Comments: ‘Simpler living, Compassionate Life’

There were a number of good essays in Simpler Living, Compassionate Life. I particularly enjoyed the essays: ‘Contemplation and Ministry’ by Henri Nouwen, ‘The Pleasures of Eating’ by Wendell Berry, ‘Epilogue from The Simple Life by David Shi, and ‘Simplicity Among the Saints’ by Richard J. Foster.

Nouwen talks about the complimentary aspects of a life of contemplation and ministry. This is a recurring theme for me which I have encountered in various authors including Dorothee Solle. This is a particularly personal theme for me as I’ve been exploring contemplative thinkers like Thomas Merton and Thomas Keating as well as liberationist and social justice oriented thinkers such as Martin Luther King Jr. and Leonardo Boff. Nouwen highlights how “the contemplative life is a life with a vision and the life of ministry is the life in which this vision is revealed to others” (52). I think it is essential to hold the two arms of the Christian life (Worship and Service) together. It is a tendency of course for some to emphasize on arm (contemplation) or the other (ministry).

What Nouwen does is paint a picture of the way these two aspects of the Christian life interact. Contemplation gives birth to service. But also service gives birth to contemplation. It is not a mechanistic relationship, but one of organic communion with God and with the neighbor. Another way of articulating this theme is to describe it as “simplicity and obedience” (57). This is the radical way that Christians are called to live and be in the world. “The absurd life is the opposite of the obedient life” (57).

Wendell Berry’s essay ‘The Pleasures of Eating’ does a wonderful job of showing in vivid language how we are inextricably bound together in the ecosystem of our earth simply through the act of eating. “Eating is an agricultural act” (105) he asserts again and again. Berry reiterates the thesis of Albert Howard emphasizing the web of cause and effect and interconnectedness of the earth’s systems: “we should understand ‘the whole problem of health in soil, plant, animal, and man as one great subject’” (108).

Philosophically Berry argues that only by doing can we know. “Only by growing some food for yourself can you become acquainted with the beautiful energy cycle that revolves from soil to seed to flower to fruit to food to offal to decay, and around again” (108). Knowledge only comes by participation, through involvement. As he states further, “A significant part of the pleasure of eating is in one’s accurate consciousness of the lives and the world from which food comes” (109). This ‘consciousness’ can only come from experience.

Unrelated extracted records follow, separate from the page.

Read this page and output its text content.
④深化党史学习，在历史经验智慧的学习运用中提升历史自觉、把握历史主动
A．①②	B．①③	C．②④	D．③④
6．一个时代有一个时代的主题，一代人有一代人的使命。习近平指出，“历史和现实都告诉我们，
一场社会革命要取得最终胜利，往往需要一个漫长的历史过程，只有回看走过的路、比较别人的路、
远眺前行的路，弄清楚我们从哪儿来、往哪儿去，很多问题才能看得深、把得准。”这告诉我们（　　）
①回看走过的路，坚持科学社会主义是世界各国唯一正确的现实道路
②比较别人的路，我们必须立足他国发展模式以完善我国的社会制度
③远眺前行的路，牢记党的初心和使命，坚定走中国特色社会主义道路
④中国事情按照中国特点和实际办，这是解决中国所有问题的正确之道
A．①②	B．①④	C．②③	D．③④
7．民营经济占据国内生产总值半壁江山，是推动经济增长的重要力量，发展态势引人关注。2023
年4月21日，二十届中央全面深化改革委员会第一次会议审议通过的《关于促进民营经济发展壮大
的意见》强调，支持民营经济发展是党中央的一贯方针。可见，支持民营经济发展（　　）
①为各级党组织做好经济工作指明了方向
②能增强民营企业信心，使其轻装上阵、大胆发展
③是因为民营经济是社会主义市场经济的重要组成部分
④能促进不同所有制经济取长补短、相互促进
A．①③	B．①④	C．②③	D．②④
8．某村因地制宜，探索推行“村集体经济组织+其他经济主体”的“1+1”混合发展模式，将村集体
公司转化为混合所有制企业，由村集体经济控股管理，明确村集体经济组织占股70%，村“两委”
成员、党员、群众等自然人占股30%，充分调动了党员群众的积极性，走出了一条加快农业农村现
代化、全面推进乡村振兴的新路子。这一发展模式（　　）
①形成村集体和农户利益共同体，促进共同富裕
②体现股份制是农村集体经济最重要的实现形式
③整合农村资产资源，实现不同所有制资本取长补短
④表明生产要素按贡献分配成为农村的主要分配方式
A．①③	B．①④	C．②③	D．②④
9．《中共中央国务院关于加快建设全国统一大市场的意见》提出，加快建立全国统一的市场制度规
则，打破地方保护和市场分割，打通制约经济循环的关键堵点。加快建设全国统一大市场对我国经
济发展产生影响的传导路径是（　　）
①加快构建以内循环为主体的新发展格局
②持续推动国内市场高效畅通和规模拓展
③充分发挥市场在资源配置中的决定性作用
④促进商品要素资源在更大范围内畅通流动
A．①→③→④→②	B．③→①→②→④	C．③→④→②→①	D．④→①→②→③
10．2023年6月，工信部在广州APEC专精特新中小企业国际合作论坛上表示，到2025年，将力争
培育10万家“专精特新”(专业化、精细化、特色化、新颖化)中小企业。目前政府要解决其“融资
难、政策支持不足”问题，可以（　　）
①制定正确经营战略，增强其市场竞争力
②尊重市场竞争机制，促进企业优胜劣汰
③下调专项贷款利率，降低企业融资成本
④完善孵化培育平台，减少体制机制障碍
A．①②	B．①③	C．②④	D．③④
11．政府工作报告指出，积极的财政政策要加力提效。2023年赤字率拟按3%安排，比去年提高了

Reading David Shi’s essay ‘Epilogue from The Simple Life’ I was struck by an assertion that he mentions almost offhandedly: “All notions of moral excellence and spiritual commitment are by their very nature elitist, since few can live up to their dictates for long…the simple life [is]…destined to be a minority ethic” (144-145, 147). I have been struggling with this very question for a while now: Is the Christian life (truly lived) by it’s nature elitist? In other words, Will there always only be a small minority that truly live according to Jesus’ teachings and have a vital living relationship with God? The answer that I’ve had as my working hypothesis is: Yes. There will always only be a minority of people in the Church and in the world who will live truly virtuously.

But is this not being too pessimistic? The downside of the ‘elitism’ (bad choice of language) is that people can transform this insight into a badge of personal pride. A moral aristocracy can be created. But, I think properly understood it is a teaching that Jesus himself teaches when he describes the human predicament within God’s economy/ecology.  “Enter through the narrow gate. For wide is the gate and broad is the road that leads to destruction, and many enter through it. But small is the gate and narrow the road that leads to life, and only a few find it” (Matthew 7: 13-14).

The problem is that we have  emphasized Jesus’ great welcome to all while downplaying the level of commitment and dedication that Jesus demands of those who choose to be his disciples. It is a paradox of sorts: All are welcome, all must radically change.